We all embark on some kind of productivity in our life that is largely structured as “do this to get that”. Our successes reinforce our expectations that if we work hard enough we will be rewarded. It’s natural to expect some kind of a “payoff” for our efforts, though we all define payoffs differently. My definition changed when I tried gardening.
For years I had great expectations to grow big, red, juicy tomatoes. I tried planting them in gardens, in pots, from seeds, even fully grown bushes. I never got any tomatoes no matter what I tried. My expectations were unmet and I felt a little bit like a failure.
Where do expectations come from and how do they become so deeply ingrained in our pursuit of self-worth?

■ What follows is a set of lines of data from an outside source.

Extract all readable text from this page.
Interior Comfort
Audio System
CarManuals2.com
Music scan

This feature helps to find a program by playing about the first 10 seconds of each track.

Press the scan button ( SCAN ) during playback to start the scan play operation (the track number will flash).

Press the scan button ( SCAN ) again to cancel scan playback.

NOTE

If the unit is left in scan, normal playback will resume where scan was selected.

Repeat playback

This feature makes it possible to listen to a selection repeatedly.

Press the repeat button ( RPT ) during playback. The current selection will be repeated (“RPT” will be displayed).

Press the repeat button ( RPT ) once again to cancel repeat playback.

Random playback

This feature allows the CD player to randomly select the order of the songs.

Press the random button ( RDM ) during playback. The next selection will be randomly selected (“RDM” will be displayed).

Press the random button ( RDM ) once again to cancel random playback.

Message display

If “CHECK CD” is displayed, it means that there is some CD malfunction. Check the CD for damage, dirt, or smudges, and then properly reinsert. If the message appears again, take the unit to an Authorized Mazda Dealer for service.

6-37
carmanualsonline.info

Parents, pastors, peers, and the voices in our head have persuaded us that if we do THIS we will get THAT. This can definitely motivate us, just as it can set us up for disappointment. And disappointment often begs the question, “Why risk being hurt or being a failure again?” Isn’t it easier, and safer, to lower our expectations or give up all together?

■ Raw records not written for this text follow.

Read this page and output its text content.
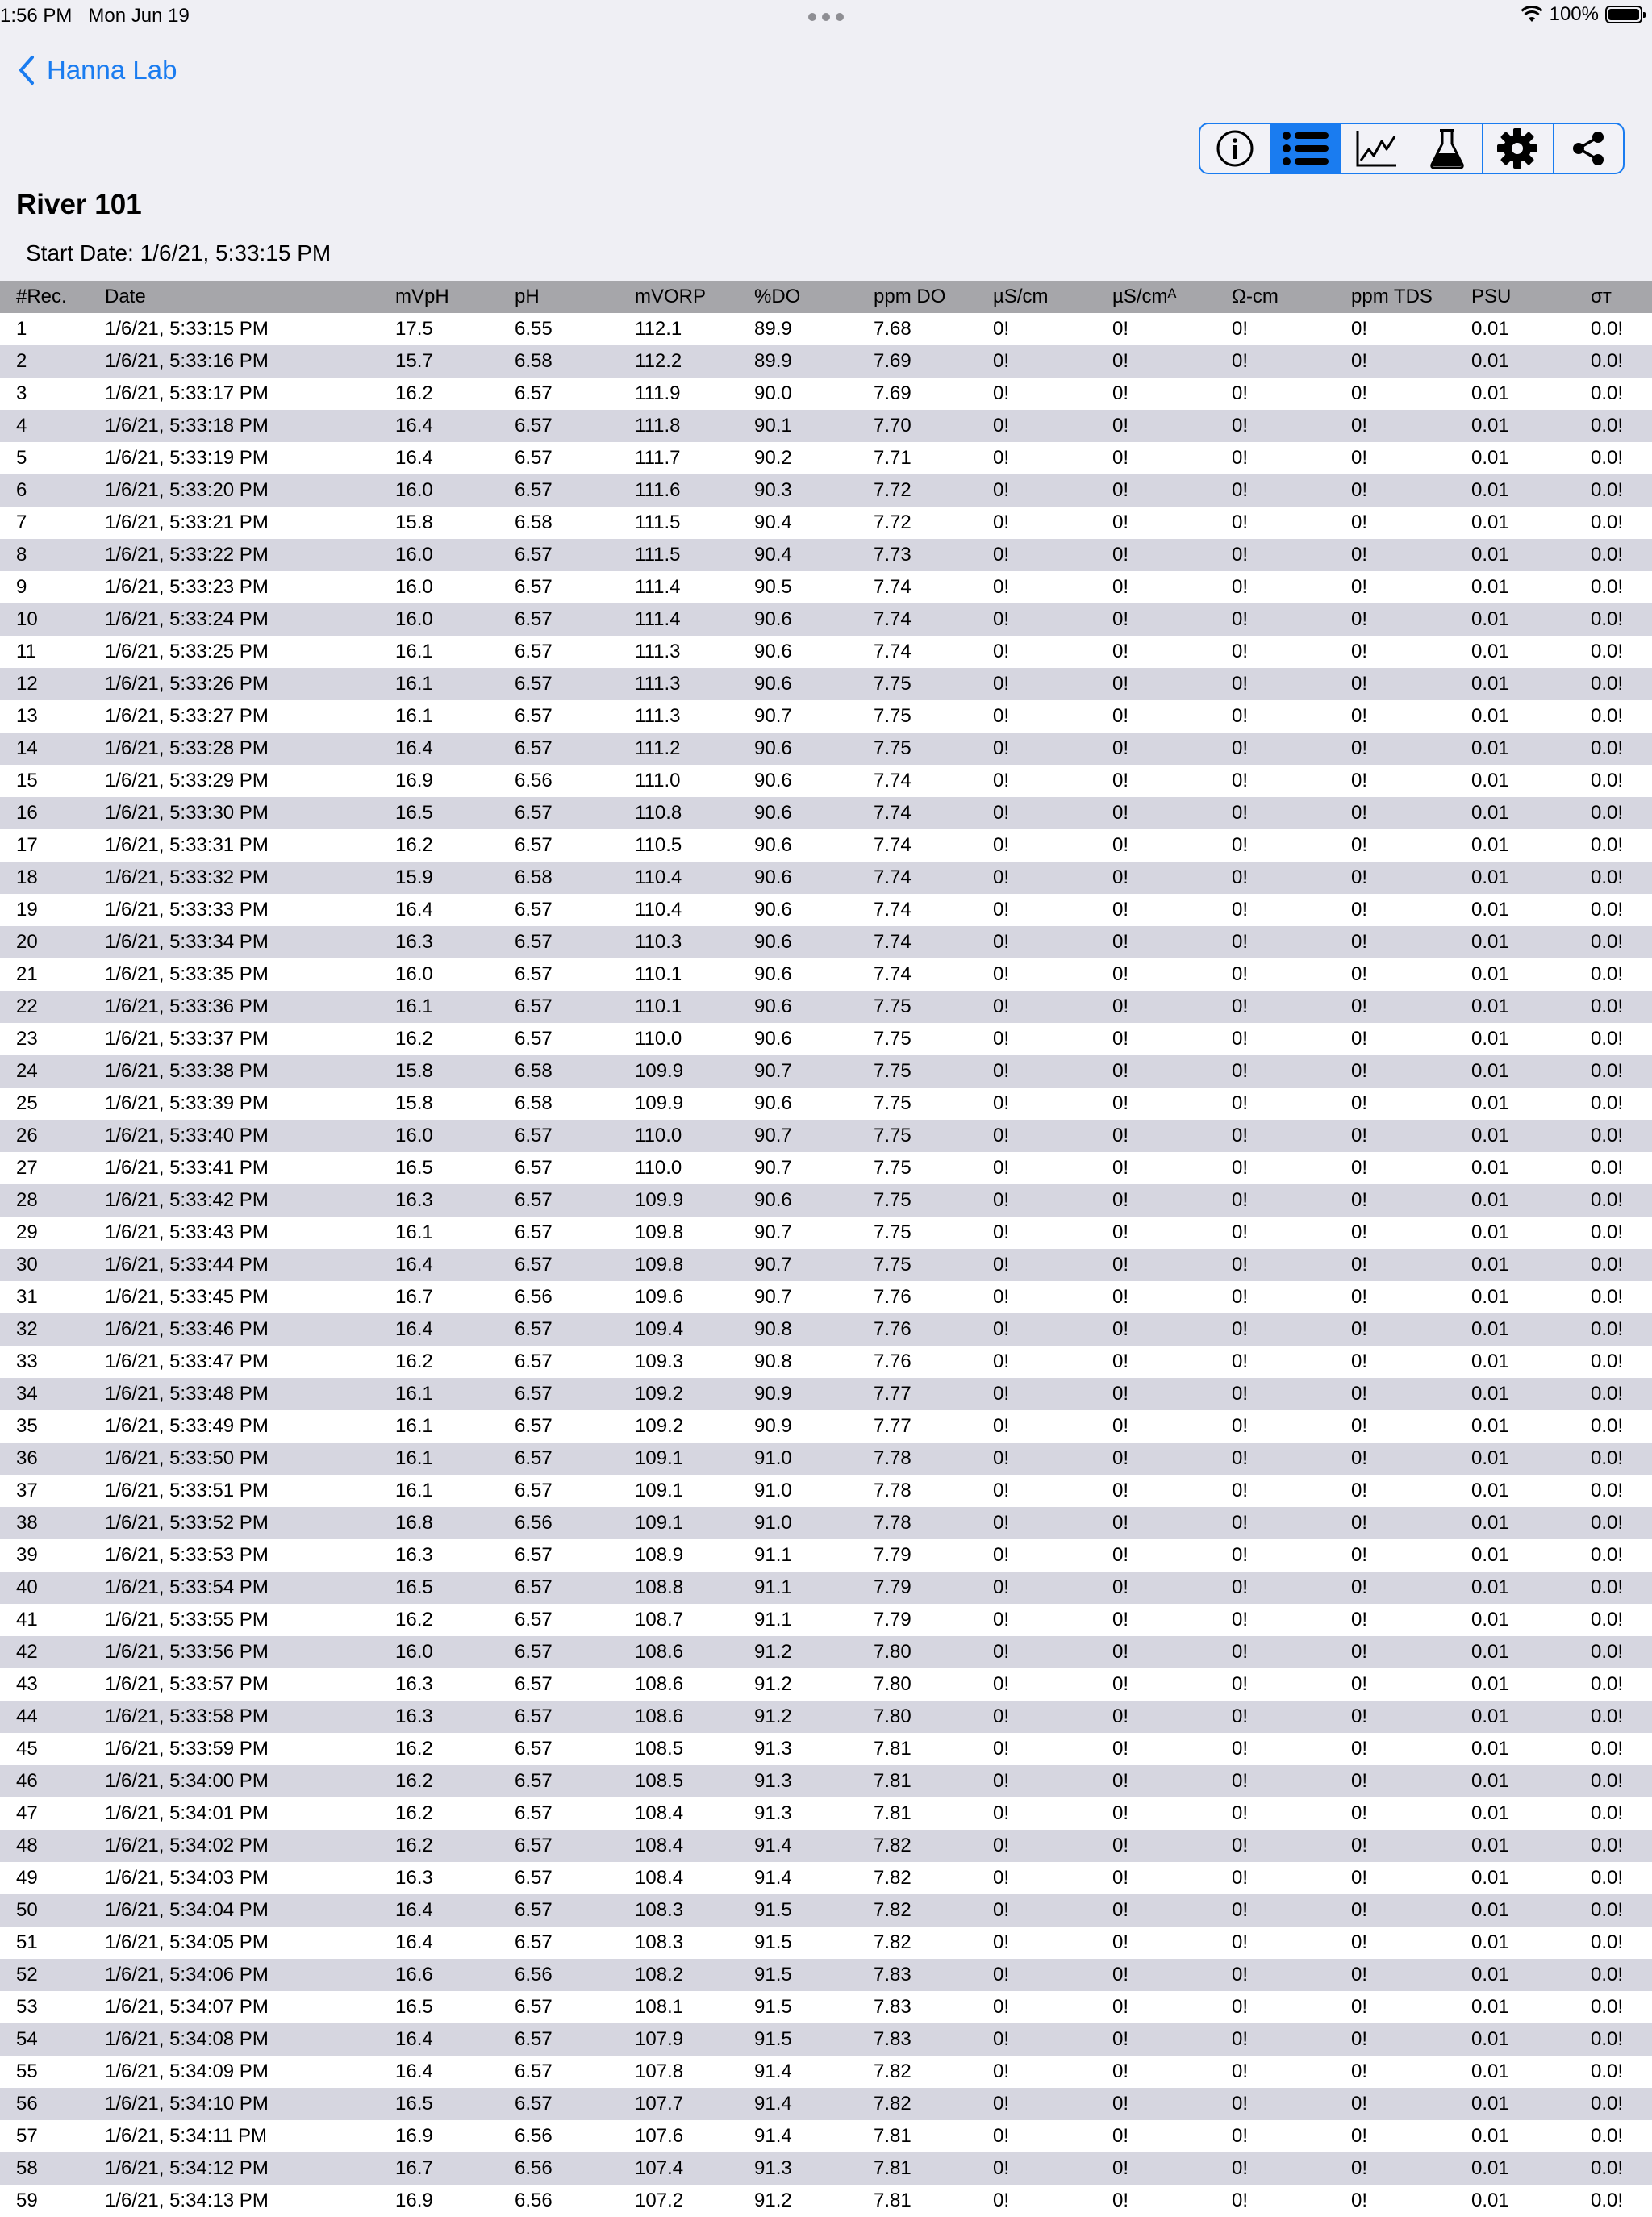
1:56 PM Mon Jun 19	100%
Hanna Lab
River 101
Start Date: 1/6/21, 5:33:15 PM
#Rec.	Date	mVpH	pH	mVORP	%DO	ppm DO	µS/cm	µS/cmᴬ	Ω-cm	ppm TDS	PSU	σт
1	1/6/21, 5:33:15 PM	17.5	6.55	112.1	89.9	7.68	0!	0!	0!	0!	0.01	0.0!
2	1/6/21, 5:33:16 PM	15.7	6.58	112.2	89.9	7.69	0!	0!	0!	0!	0.01	0.0!
3	1/6/21, 5:33:17 PM	16.2	6.57	111.9	90.0	7.69	0!	0!	0!	0!	0.01	0.0!
4	1/6/21, 5:33:18 PM	16.4	6.57	111.8	90.1	7.70	0!	0!	0!	0!	0.01	0.0!
5	1/6/21, 5:33:19 PM	16.4	6.57	111.7	90.2	7.71	0!	0!	0!	0!	0.01	0.0!
6	1/6/21, 5:33:20 PM	16.0	6.57	111.6	90.3	7.72	0!	0!	0!	0!	0.01	0.0!
7	1/6/21, 5:33:21 PM	15.8	6.58	111.5	90.4	7.72	0!	0!	0!	0!	0.01	0.0!
8	1/6/21, 5:33:22 PM	16.0	6.57	111.5	90.4	7.73	0!	0!	0!	0!	0.01	0.0!
9	1/6/21, 5:33:23 PM	16.0	6.57	111.4	90.5	7.74	0!	0!	0!	0!	0.01	0.0!
10	1/6/21, 5:33:24 PM	16.0	6.57	111.4	90.6	7.74	0!	0!	0!	0!	0.01	0.0!
11	1/6/21, 5:33:25 PM	16.1	6.57	111.3	90.6	7.74	0!	0!	0!	0!	0.01	0.0!
12	1/6/21, 5:33:26 PM	16.1	6.57	111.3	90.6	7.75	0!	0!	0!	0!	0.01	0.0!
13	1/6/21, 5:33:27 PM	16.1	6.57	111.3	90.7	7.75	0!	0!	0!	0!	0.01	0.0!
14	1/6/21, 5:33:28 PM	16.4	6.57	111.2	90.6	7.75	0!	0!	0!	0!	0.01	0.0!
15	1/6/21, 5:33:29 PM	16.9	6.56	111.0	90.6	7.74	0!	0!	0!	0!	0.01	0.0!
16	1/6/21, 5:33:30 PM	16.5	6.57	110.8	90.6	7.74	0!	0!	0!	0!	0.01	0.0!
17	1/6/21, 5:33:31 PM	16.2	6.57	110.5	90.6	7.74	0!	0!	0!	0!	0.01	0.0!
18	1/6/21, 5:33:32 PM	15.9	6.58	110.4	90.6	7.74	0!	0!	0!	0!	0.01	0.0!
19	1/6/21, 5:33:33 PM	16.4	6.57	110.4	90.6	7.74	0!	0!	0!	0!	0.01	0.0!
20	1/6/21, 5:33:34 PM	16.3	6.57	110.3	90.6	7.74	0!	0!	0!	0!	0.01	0.0!
21	1/6/21, 5:33:35 PM	16.0	6.57	110.1	90.6	7.74	0!	0!	0!	0!	0.01	0.0!
22	1/6/21, 5:33:36 PM	16.1	6.57	110.1	90.6	7.75	0!	0!	0!	0!	0.01	0.0!
23	1/6/21, 5:33:37 PM	16.2	6.57	110.0	90.6	7.75	0!	0!	0!	0!	0.01	0.0!
24	1/6/21, 5:33:38 PM	15.8	6.58	109.9	90.7	7.75	0!	0!	0!	0!	0.01	0.0!
25	1/6/21, 5:33:39 PM	15.8	6.58	109.9	90.6	7.75	0!	0!	0!	0!	0.01	0.0!
26	1/6/21, 5:33:40 PM	16.0	6.57	110.0	90.7	7.75	0!	0!	0!	0!	0.01	0.0!
27	1/6/21, 5:33:41 PM	16.5	6.57	110.0	90.7	7.75	0!	0!	0!	0!	0.01	0.0!
28	1/6/21, 5:33:42 PM	16.3	6.57	109.9	90.6	7.75	0!	0!	0!	0!	0.01	0.0!
29	1/6/21, 5:33:43 PM	16.1	6.57	109.8	90.7	7.75	0!	0!	0!	0!	0.01	0.0!
30	1/6/21, 5:33:44 PM	16.4	6.57	109.8	90.7	7.75	0!	0!	0!	0!	0.01	0.0!
31	1/6/21, 5:33:45 PM	16.7	6.56	109.6	90.7	7.76	0!	0!	0!	0!	0.01	0.0!
32	1/6/21, 5:33:46 PM	16.4	6.57	109.4	90.8	7.76	0!	0!	0!	0!	0.01	0.0!
33	1/6/21, 5:33:47 PM	16.2	6.57	109.3	90.8	7.76	0!	0!	0!	0!	0.01	0.0!
34	1/6/21, 5:33:48 PM	16.1	6.57	109.2	90.9	7.77	0!	0!	0!	0!	0.01	0.0!
35	1/6/21, 5:33:49 PM	16.1	6.57	109.2	90.9	7.77	0!	0!	0!	0!	0.01	0.0!
36	1/6/21, 5:33:50 PM	16.1	6.57	109.1	91.0	7.78	0!	0!	0!	0!	0.01	0.0!
37	1/6/21, 5:33:51 PM	16.1	6.57	109.1	91.0	7.78	0!	0!	0!	0!	0.01	0.0!
38	1/6/21, 5:33:52 PM	16.8	6.56	109.1	91.0	7.78	0!	0!	0!	0!	0.01	0.0!
39	1/6/21, 5:33:53 PM	16.3	6.57	108.9	91.1	7.79	0!	0!	0!	0!	0.01	0.0!
40	1/6/21, 5:33:54 PM	16.5	6.57	108.8	91.1	7.79	0!	0!	0!	0!	0.01	0.0!
41	1/6/21, 5:33:55 PM	16.2	6.57	108.7	91.1	7.79	0!	0!	0!	0!	0.01	0.0!
42	1/6/21, 5:33:56 PM	16.0	6.57	108.6	91.2	7.80	0!	0!	0!	0!	0.01	0.0!
43	1/6/21, 5:33:57 PM	16.3	6.57	108.6	91.2	7.80	0!	0!	0!	0!	0.01	0.0!
44	1/6/21, 5:33:58 PM	16.3	6.57	108.6	91.2	7.80	0!	0!	0!	0!	0.01	0.0!
45	1/6/21, 5:33:59 PM	16.2	6.57	108.5	91.3	7.81	0!	0!	0!	0!	0.01	0.0!
46	1/6/21, 5:34:00 PM	16.2	6.57	108.5	91.3	7.81	0!	0!	0!	0!	0.01	0.0!
47	1/6/21, 5:34:01 PM	16.2	6.57	108.4	91.3	7.81	0!	0!	0!	0!	0.01	0.0!
48	1/6/21, 5:34:02 PM	16.2	6.57	108.4	91.4	7.82	0!	0!	0!	0!	0.01	0.0!
49	1/6/21, 5:34:03 PM	16.3	6.57	108.4	91.4	7.82	0!	0!	0!	0!	0.01	0.0!
50	1/6/21, 5:34:04 PM	16.4	6.57	108.3	91.5	7.82	0!	0!	0!	0!	0.01	0.0!
51	1/6/21, 5:34:05 PM	16.4	6.57	108.3	91.5	7.82	0!	0!	0!	0!	0.01	0.0!
52	1/6/21, 5:34:06 PM	16.6	6.56	108.2	91.5	7.83	0!	0!	0!	0!	0.01	0.0!
53	1/6/21, 5:34:07 PM	16.5	6.57	108.1	91.5	7.83	0!	0!	0!	0!	0.01	0.0!
54	1/6/21, 5:34:08 PM	16.4	6.57	107.9	91.5	7.83	0!	0!	0!	0!	0.01	0.0!
55	1/6/21, 5:34:09 PM	16.4	6.57	107.8	91.4	7.82	0!	0!	0!	0!	0.01	0.0!
56	1/6/21, 5:34:10 PM	16.5	6.57	107.7	91.4	7.82	0!	0!	0!	0!	0.01	0.0!
57	1/6/21, 5:34:11 PM	16.9	6.56	107.6	91.4	7.81	0!	0!	0!	0!	0.01	0.0!
58	1/6/21, 5:34:12 PM	16.7	6.56	107.4	91.3	7.81	0!	0!	0!	0!	0.01	0.0!
59	1/6/21, 5:34:13 PM	16.9	6.56	107.2	91.2	7.81	0!	0!	0!	0!	0.01	0.0!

Well, here’s the secret I’ve found to dealing with disappointment. I’ve discovered a space in between what we expect and what we get. This space is mind-altering and life-changing. This space is called “NOW” – where we simply appreciate the life we have in that moment.

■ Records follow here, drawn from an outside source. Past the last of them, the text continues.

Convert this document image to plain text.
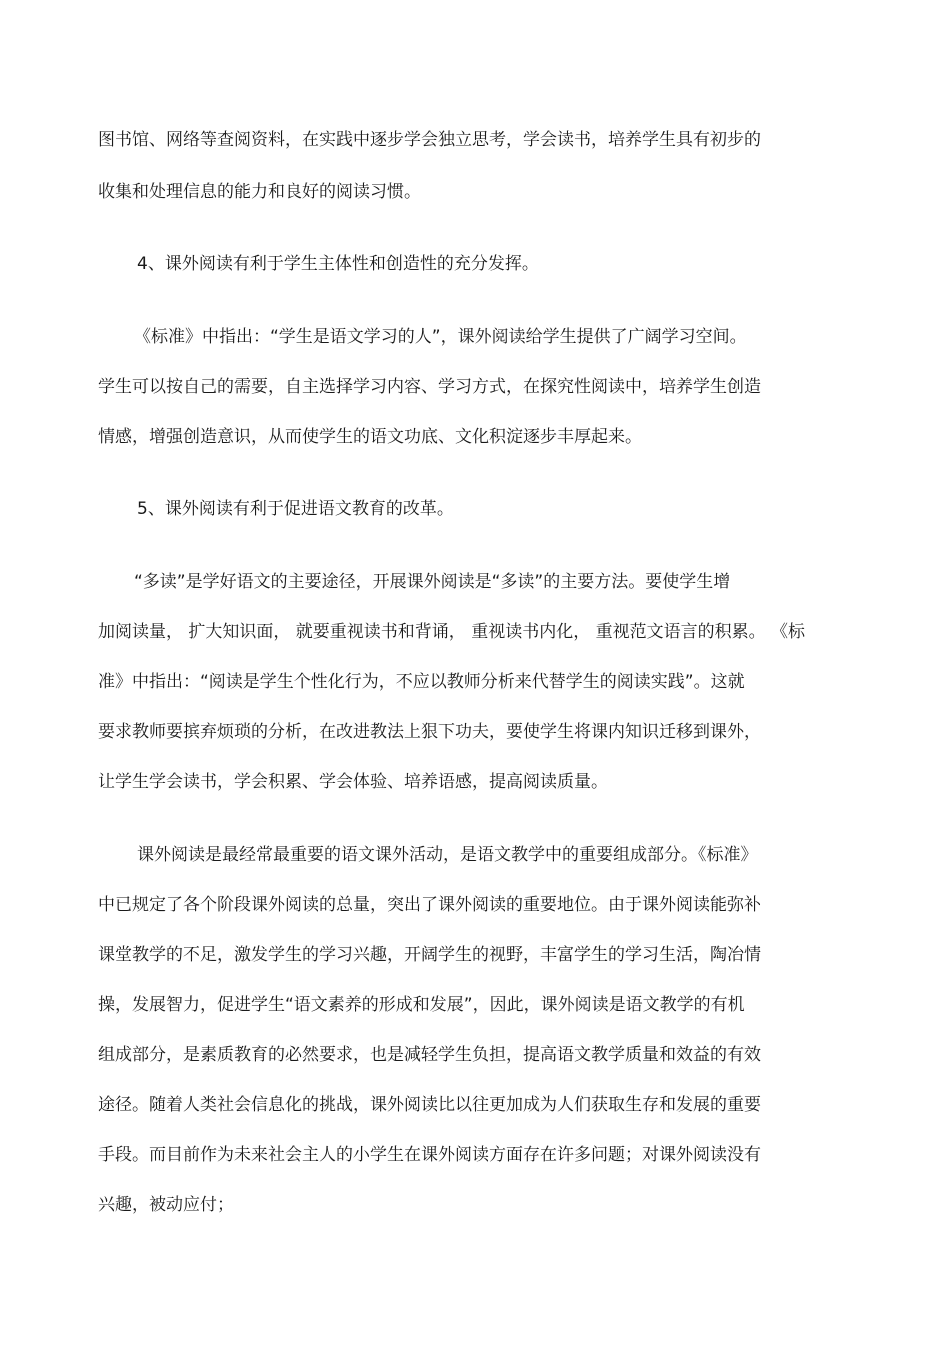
图书馆、网络等查阅资料，在实践中逐步学会独立思考，学会读书，培养学生具有初步的
收集和处理信息的能力和良好的阅读习惯。
4、课外阅读有利于学生主体性和创造性的充分发挥。
《标准》中指出：“学生是语文学习的人”，课外阅读给学生提供了广阔学习空间。
学生可以按自己的需要，自主选择学习内容、学习方式，在探究性阅读中，培养学生创造
情感，增强创造意识，从而使学生的语文功底、文化积淀逐步丰厚起来。
5、课外阅读有利于促进语文教育的改革。
“多读”是学好语文的主要途径，开展课外阅读是“多读”的主要方法。要使学生增
加阅读量， 扩大知识面， 就要重视读书和背诵， 重视读书内化， 重视范文语言的积累。 《标
准》中指出：“阅读是学生个性化行为，不应以教师分析来代替学生的阅读实践”。这就
要求教师要摈弃烦琐的分析，在改进教法上狠下功夫，要使学生将课内知识迁移到课外，
让学生学会读书，学会积累、学会体验、培养语感，提高阅读质量。
课外阅读是最经常最重要的语文课外活动，是语文教学中的重要组成部分。《标准》
中已规定了各个阶段课外阅读的总量，突出了课外阅读的重要地位。由于课外阅读能弥补
课堂教学的不足，激发学生的学习兴趣，开阔学生的视野，丰富学生的学习生活，陶冶情
操，发展智力，促进学生“语文素养的形成和发展”，因此，课外阅读是语文教学的有机
组成部分，是素质教育的必然要求，也是减轻学生负担，提高语文教学质量和效益的有效
途径。随着人类社会信息化的挑战，课外阅读比以往更加成为人们获取生存和发展的重要
手段。而目前作为未来社会主人的小学生在课外阅读方面存在许多问题；对课外阅读没有
兴趣，被动应付；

When we remember that our intrinsic value begins with who we are, and then is expressed with what we do, we are better able to enjoy this moment called NOW. This value is what God created in us and can never be taken away. It celebrates the journey of life. The phrase “Life is a journey not a destination” is found on t-shirts and coffee mugs.
It’s a really nice philosophy… I just don’t think we’re buying it yet.
I think we’re afraid that if we take our eye off the prize and actually start to enjoy the journey, we will lose momentum and live unambitious, ordinary lives.
Now, I LOVE meeting and exceeding expectations in life. But what happens when we don’t? Does the journey then seem like a mere consolation prize?
You will always feel like you’re settling for the journey until you claim it as a reward in of itself. Whether or not I end up with tomatoes, I’m savoring the moment called “Now” that gives me fresh air and friends with fresh produce at the farmer’s market.